Rabbi Riccardo Di Segni stayed away from a conference in Rome attended by dozens of top world Catholic and Jewish leaders because Cardinal Jean-Marie Lustiger of Paris was among the speakers.
"Rabbi di Segni did not think that the decision to have Lustiger among the panel was opportune," Leone Pasermann, president of Rome's Jewish community, told reporters.
Lustiger was born a Jew but converted to Catholicism when he was a teenager. His mother was killed in the Nazi death camp at Auschwitz. "That was such a stupid thing for Di Segni to do," Henry Sobel, the chief rabbi of Brazil, told reporters at the event marking the 40th anniversary celebrations of a Second Vatican Council document called "Nostra Aetate" (In Our Time) that revolutionised relations by repudiating the concept of continuing collective Jewish guilt for the death of Christ.

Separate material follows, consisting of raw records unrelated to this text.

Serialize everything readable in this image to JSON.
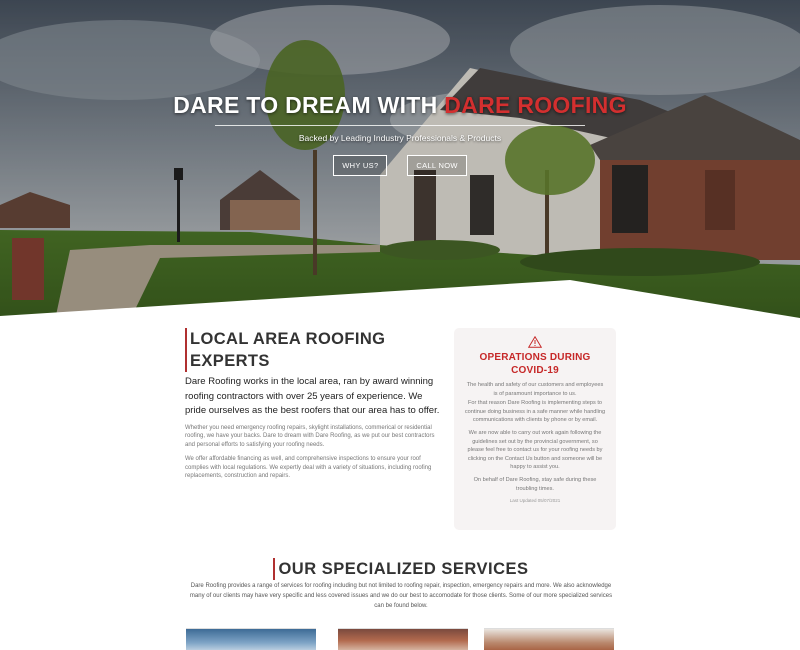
{
  "hero": {
    "title_main": "DARE TO DREAM WITH ",
    "title_accent": "DARE ROOFING",
    "subtitle": "Backed by Leading Industry Professionals & Products",
    "buttons": [
      {
        "label": "WHY US?"
      },
      {
        "label": "CALL NOW"
      }
    ]
  },
  "about": {
    "heading": "LOCAL AREA ROOFING EXPERTS",
    "lead": "Dare Roofing works in the local area, ran by award winning roofing contractors with over 25 years of experience. We pride ourselves as the best roofers that our area has to offer.",
    "paragraphs": [
      "Whether you need emergency roofing repairs, skylight installations, commerical or residential roofing, we have your backs. Dare to dream with Dare Roofing, as we put our best contractors and personal efforts to satisfying your roofing needs.",
      "We offer affordable financing as well, and comprehensive inspections to ensure your roof complies with local regulations. We expertly deal with a variety of situations, including roofing replacements, construction and repairs."
    ]
  },
  "covid": {
    "icon": "warning-triangle-icon",
    "title": "OPERATIONS DURING COVID-19",
    "paragraphs": [
      "The health and safety of our customers and employees is of paramount importance to us.",
      "For that reason Dare Roofing is implementing steps to continue doing business in a safe manner while handling communications with clients by phone or by email.",
      "We are now able to carry out work again following the guidelines set out by the provincial government, so please feel free to contact us for your roofing needs by clicking on the Contact Us button and someone will be happy to assist you.",
      "On behalf of Dare Roofing, stay safe during these troubling times."
    ],
    "updated": "Last Updated 05/07/2021"
  },
  "services": {
    "heading": "OUR SPECIALIZED SERVICES",
    "description": "Dare Roofing provides a range of services for roofing including but not limited to roofing repair, inspection, emergency repairs and more. We also acknowledge many of our clients may have very specific and less covered issues and we do our best to accomodate for those clients. Some of our more specialized services can be found below."
  },
  "colors": {
    "accent": "#d32f2f",
    "heading_border": "#b03030",
    "covid_card_bg": "#f6f3f3"
  }
}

"Few people have done more for Catholic-Jewish relations than Cardinal Lustiger," Sobel said. Mark Winer, senior rabbi at the West London Synagogue of British Jews, said he understood why Di Segni may have felt the way he did, but said "boycotting a friend of the Jewish people is not doing the right thing".
In a message sent to the conference, Pope Benedict assured the world's Jews that he and the Vatican were irrevocably committed to good Catholic-Jewish relations and would never forget the Holocaust.